A few years ago I spent a lot of time in Dublin, Ireland working to put together a way to help people with bad debts to overcome their financial problems that did not result in them going to jail for consumer debts.
As hard as it is to believe, the consumer bankruptcy process in the Republic of Ireland was all but non-existant with about nine people a year going bankrupt. The problem, even after bankruptcy you still owed the debts and if you did not pay you could be sent to jail. many were.
Now, finally, some good news out of Ireland about debt solution reform.

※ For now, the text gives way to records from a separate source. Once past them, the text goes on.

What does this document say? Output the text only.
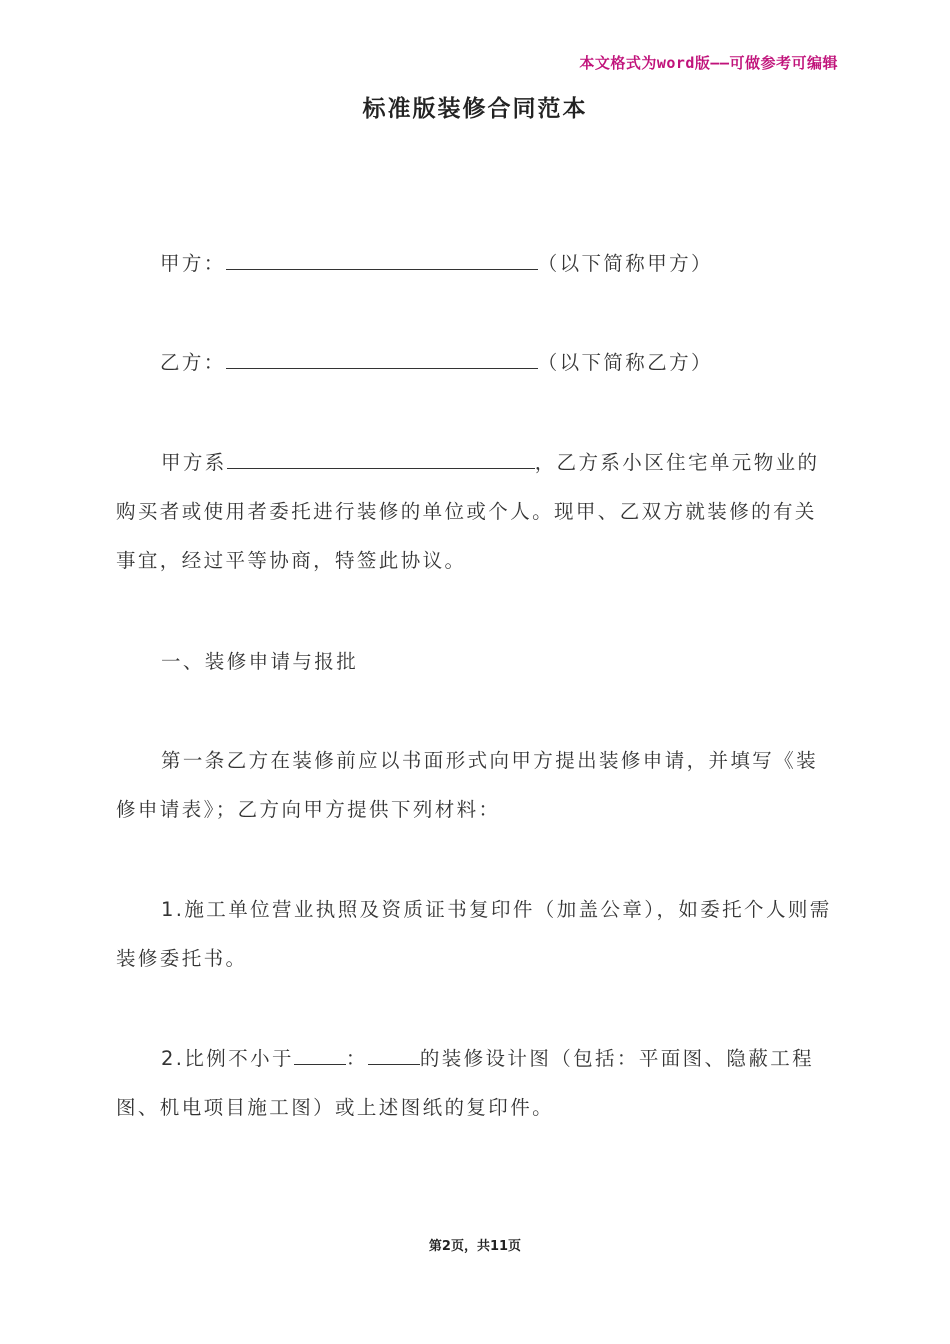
本文格式为word版——可做参考可编辑
标准版装修合同范本
甲方：	（以下简称甲方）
乙方：	（以下简称乙方）
甲方系	，乙方系小区住宅单元物业的购买者或使用者委托进行装修的单位或个人。现甲、乙双方就装修的有关事宜，经过平等协商，特签此协议。
一、装修申请与报批
第一条乙方在装修前应以书面形式向甲方提出装修申请，并填写《装修申请表》；乙方向甲方提供下列材料：
1.施工单位营业执照及资质证书复印件（加盖公章），如委托个人则需装修委托书。
2.比例不小于	：	的装修设计图（包括：平面图、隐蔽工程图、机电项目施工图）或上述图纸的复印件。
第2页，共11页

The Law Reform Commission has drafted a Consultation Paper on Personal Debt Management and Debt Enforcement that proposes some meaningful reforms to allow people to repay what they can afford to pay without being sent to jail.
The key recommendations of the consultation paper include:
- On responsible lending, the Commission recommends that consideration be given to whether the system of credit reporting in Ireland should be expanded or otherwise improved.
- On responsible arrears management, the Commission recommends that a system for the regulation of debt collection agencies should be considered (noting that industry representatives support this);
- On debt counselling, the Commission recognises that this is primarily a matter of social policy, but recommends that a system for regulating commercial debt advice agencies should be considered.
Personal Insolvency Law
- The Commission recommends the creation of a new system of personal insolvency law in Ireland; in particular that a statutory non-court-based debt settlement scheme should be introduced, which would supplement (though not necessarily replace completely) the court-based scheme in the Bankruptcy Act 1988.
- The key principles of the new system would be: earned debt discharge; open access for honest and long-term insolvent debtors; legally binding debt settlement; preserving a reasonable standard of living for debtors; and a discharge period of reasonable length (shorter than the 12 years in the Bankruptcy Act 1988 ).
- The Commission provisionally recommends that the Irish enforcement system needs fundamental reform., so that the existing enforcement procedures, including the Debtors (Ireland) Act 1872 and the Enforcement of Court Orders Acts 1926 to 2009 should be replaced
- The proposed new system would be based on the introduction of a central Debt Enforcement Office (which could build on the current arrangements) and the removal of much (but not all) of debt enforcement proceedings from the courts.
- The key principles which should underpin this new system are also set out, in particular: proportionate, balanced and appropriate enforcement in each individual case; improved access to information on the means of debtors; clear and simplified enforcement procedures; increased efficiency and accountability in enforcement; a holistic approach to enforcement through interaction with the proposed debt settlement system; and the encouragement of increased participation of debtors in enforcement proceedings.
- The Paper also recommends detailed reforms of individual enforcement methods, many of which use outmoded terminology and procedures.
More time will be necessary to see how many of the recommendations are implemented and how long the process will take but one thing is for certain, the citizens of Ireland deserve a better solution to help them cope with debts than exists now and for a century before.